There is also a temporal coherence problem that text simply does not have. In text, if you write a contradictory sentence, it is annoying but readable. In video, if a character's shirt changes color between frames, the output is unwatchable. Maintaining that consistency across time requires the model to track spatial relationships across every frame, which scales the computation dramatically.

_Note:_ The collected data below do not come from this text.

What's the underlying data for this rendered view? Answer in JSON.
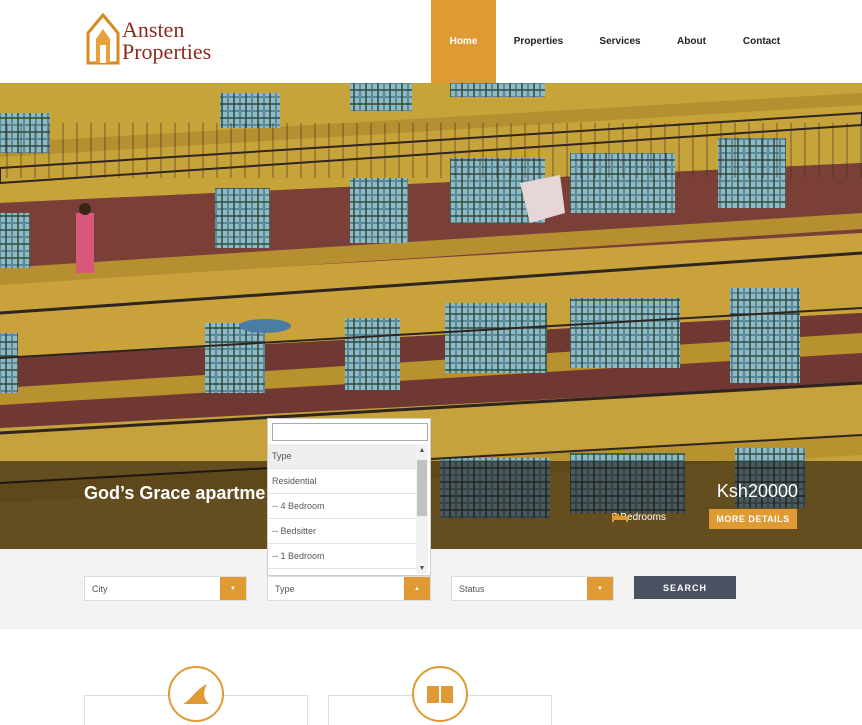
{
  "brand": {
    "line1": "Ansten",
    "line2": "Properties"
  },
  "nav": {
    "items": [
      {
        "label": "Home",
        "active": true
      },
      {
        "label": "Properties"
      },
      {
        "label": "Services"
      },
      {
        "label": "About"
      },
      {
        "label": "Contact"
      }
    ]
  },
  "hero": {
    "title": "God’s Grace apartme",
    "price": "Ksh20000",
    "bedrooms": "2 Bedrooms",
    "more_label": "MORE DETAILS"
  },
  "search": {
    "city": "City",
    "type": "Type",
    "status": "Status",
    "button_label": "SEARCH"
  },
  "type_dropdown": {
    "options": [
      "Type",
      "Residential",
      "-- 4 Bedroom",
      "-- Bedsitter",
      "-- 1 Bedroom"
    ],
    "highlighted": "Type"
  },
  "colors": {
    "accent": "#e09a34",
    "dark_button": "#4a5161",
    "brand_text": "#8b2a1e"
  },
  "icons": {
    "logo": "house-logo-icon",
    "bed": "bed-icon",
    "dropdown_arrow": "caret-icon",
    "feature1": "shark-fin-icon",
    "feature2": "book-icon"
  }
}
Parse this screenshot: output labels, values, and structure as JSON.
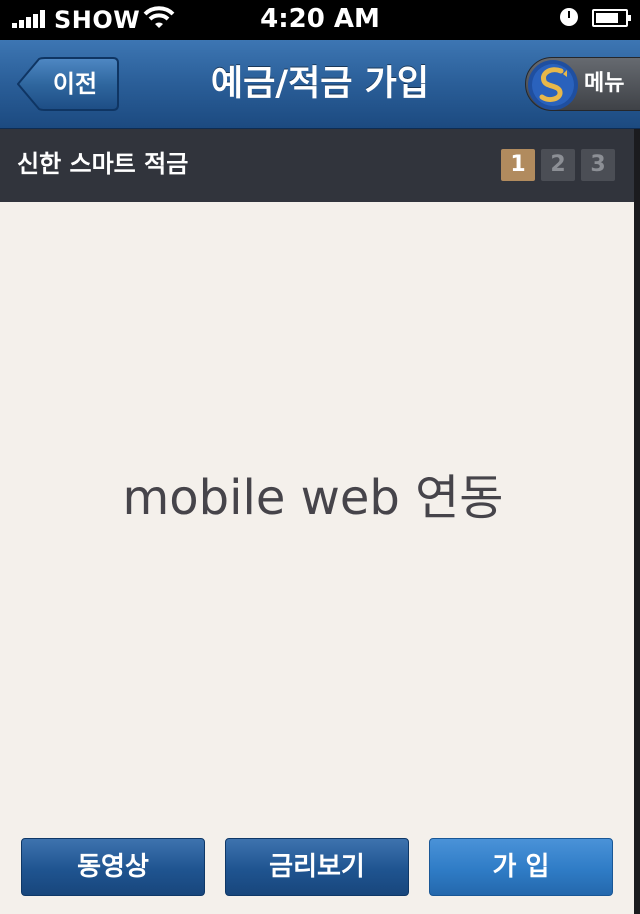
{
  "status_bar": {
    "carrier": "SHOW",
    "time": "4:20 AM",
    "icons": [
      "signal-icon",
      "wifi-icon",
      "lock-rotation-icon",
      "battery-icon"
    ]
  },
  "nav": {
    "back_label": "이전",
    "title": "예금/적금 가입",
    "menu_label": "메뉴",
    "logo_icon": "shinhan-logo-icon"
  },
  "product": {
    "name": "신한 스마트 적금",
    "steps": [
      "1",
      "2",
      "3"
    ],
    "active_step": 1
  },
  "main": {
    "text": "mobile web 연동"
  },
  "bottom_buttons": {
    "video_label": "동영상",
    "rates_label": "금리보기",
    "join_label": "가 입"
  },
  "colors": {
    "nav_blue": "#2a5e98",
    "product_bar": "#31343c",
    "active_step": "#b18b5e",
    "background": "#f4f0eb"
  }
}
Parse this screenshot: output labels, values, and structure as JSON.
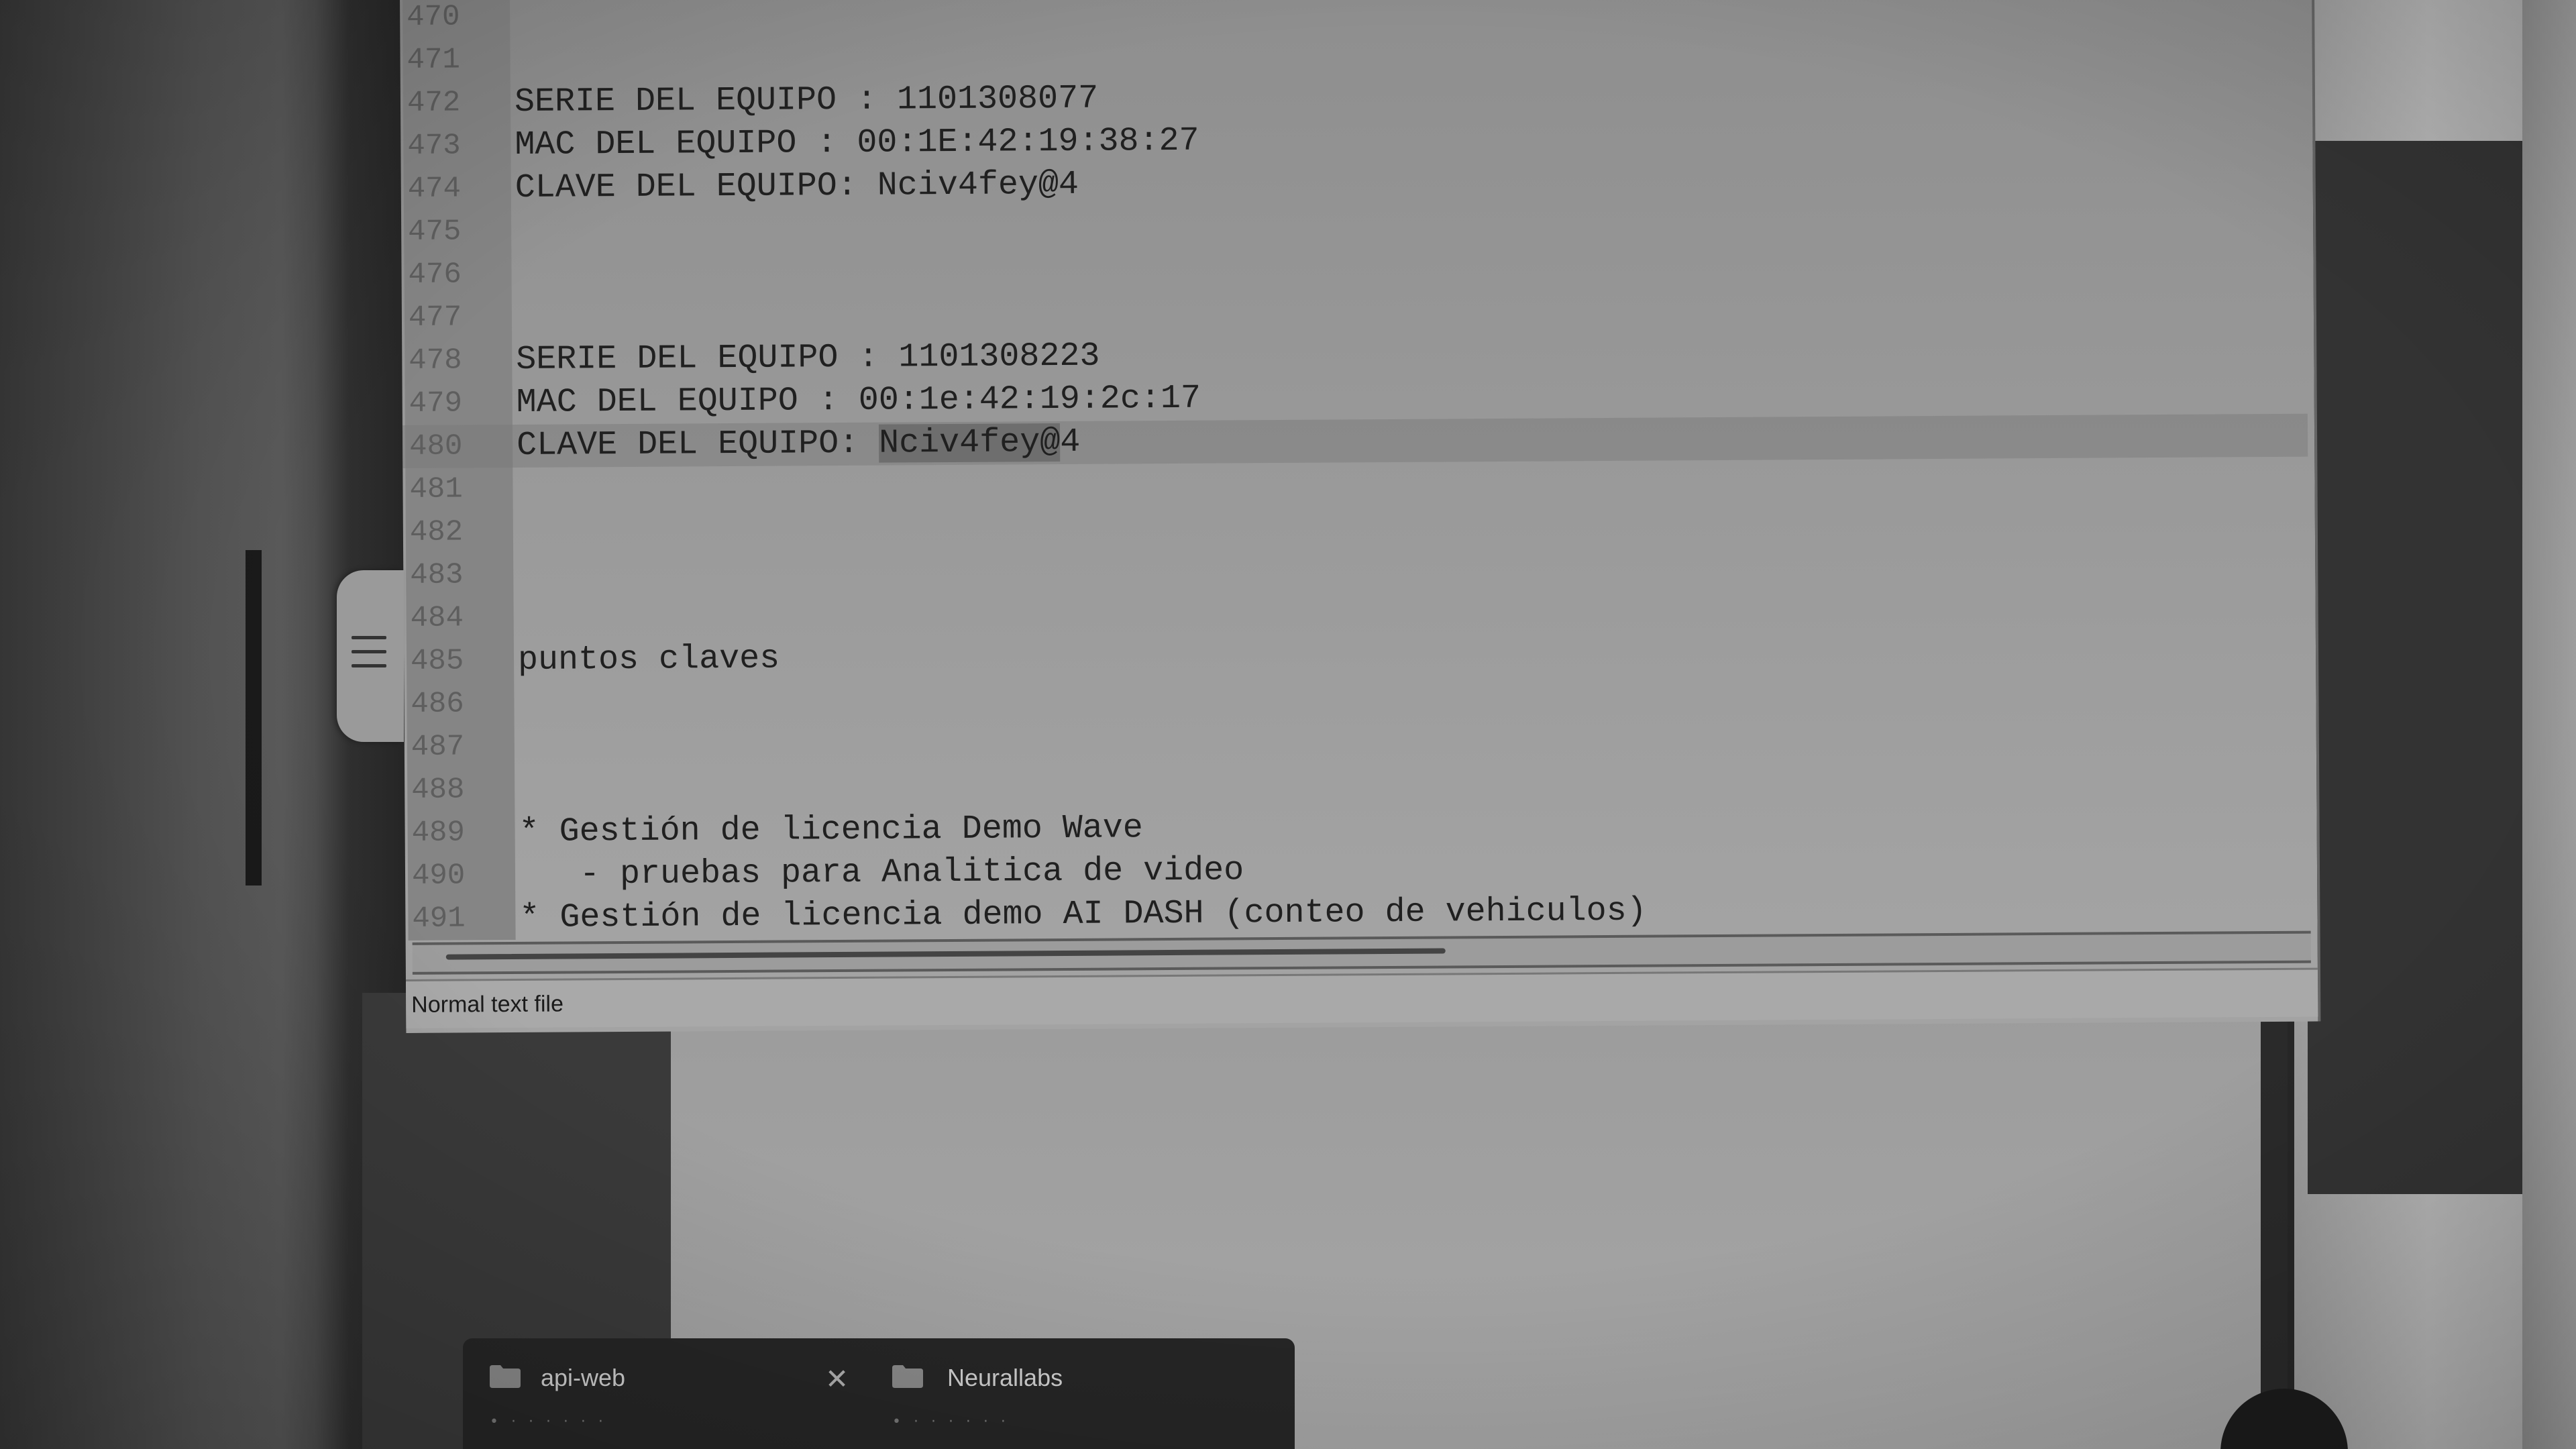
{
  "editor": {
    "lines": [
      {
        "num": "470",
        "text": ""
      },
      {
        "num": "471",
        "text": ""
      },
      {
        "num": "472",
        "text": "SERIE DEL EQUIPO : 1101308077"
      },
      {
        "num": "473",
        "text": "MAC DEL EQUIPO : 00:1E:42:19:38:27"
      },
      {
        "num": "474",
        "text": "CLAVE DEL EQUIPO: Nciv4fey@4"
      },
      {
        "num": "475",
        "text": ""
      },
      {
        "num": "476",
        "text": ""
      },
      {
        "num": "477",
        "text": ""
      },
      {
        "num": "478",
        "text": "SERIE DEL EQUIPO : 1101308223"
      },
      {
        "num": "479",
        "text": "MAC DEL EQUIPO : 00:1e:42:19:2c:17"
      },
      {
        "num": "480",
        "text_prefix": "CLAVE DEL EQUIPO: ",
        "text_selected": "Nciv4fey@",
        "text_suffix": "4"
      },
      {
        "num": "481",
        "text": ""
      },
      {
        "num": "482",
        "text": ""
      },
      {
        "num": "483",
        "text": ""
      },
      {
        "num": "484",
        "text": ""
      },
      {
        "num": "485",
        "text": "puntos claves"
      },
      {
        "num": "486",
        "text": ""
      },
      {
        "num": "487",
        "text": ""
      },
      {
        "num": "488",
        "text": ""
      },
      {
        "num": "489",
        "text": "* Gestión de licencia Demo Wave"
      },
      {
        "num": "490",
        "text": "   - pruebas para Analitica de video"
      },
      {
        "num": "491",
        "text": "* Gestión de licencia demo AI DASH (conteo de vehiculos)"
      }
    ]
  },
  "statusbar": {
    "file_type": "Normal text file"
  },
  "taskbar": {
    "tabs": [
      {
        "label": "api-web",
        "icon": "folder-icon",
        "dots": "• · · · · · ·"
      },
      {
        "label": "Neurallabs",
        "icon": "folder-icon",
        "dots": "• · · · · · ·"
      }
    ],
    "close_glyph": "✕"
  },
  "side_handle": {
    "icon": "menu-icon"
  }
}
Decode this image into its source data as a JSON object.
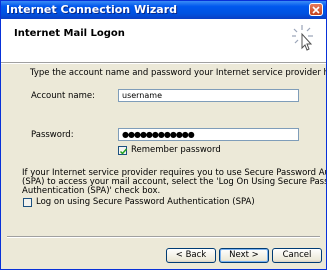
{
  "window": {
    "title": "Internet Connection Wizard",
    "close_icon": "close-icon"
  },
  "header": {
    "title": "Internet Mail Logon",
    "icon": "wizard-sparkle-icon"
  },
  "body": {
    "intro": "Type the account name and password your Internet service provider has given you.",
    "account_label": "Account name:",
    "account_value": "username",
    "password_label": "Password:",
    "password_value": "●●●●●●●●●●●●",
    "remember_label": "Remember password",
    "remember_checked": true,
    "spa_text": [
      "If your Internet service provider requires you to use Secure Password Authentication",
      "(SPA) to access your mail account, select the 'Log On Using Secure Password",
      "Authentication (SPA)' check box."
    ],
    "spa_checkbox_label": "Log on using Secure Password Authentication (SPA)",
    "spa_checked": false
  },
  "buttons": {
    "back": "< Back",
    "next": "Next >",
    "cancel": "Cancel"
  }
}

What This Means for Pricing

Sora, Runway, Kling, and other video generation tools charge per second of output, and the prices reflect these physics. Generating a few seconds of video can cost what thousands of words of text generation costs. Some services have tried subscription models to mask per-use costs, but the underlying compute does not get cheaper just because the billing changes.

The optimistic case is that new architectures will find better compression schemes for video, the same way transformers found a good abstraction for text. But text had a natural tokenization target (words and subwords). Video does not have an obvious equivalent. Researchers are experimenting with approaches like tokenizing motion separately from appearance, but nothing has produced the kind of efficiency jump that would bring video costs in line with text.

For anyone building workflows around AI video, the practical implication is clear: budget for video generation to remain a premium service. Text costs will keep dropping toward commodity pricing. Video costs will drop too, but more slowly, and from a much higher starting point. Plan your pipelines accordingly.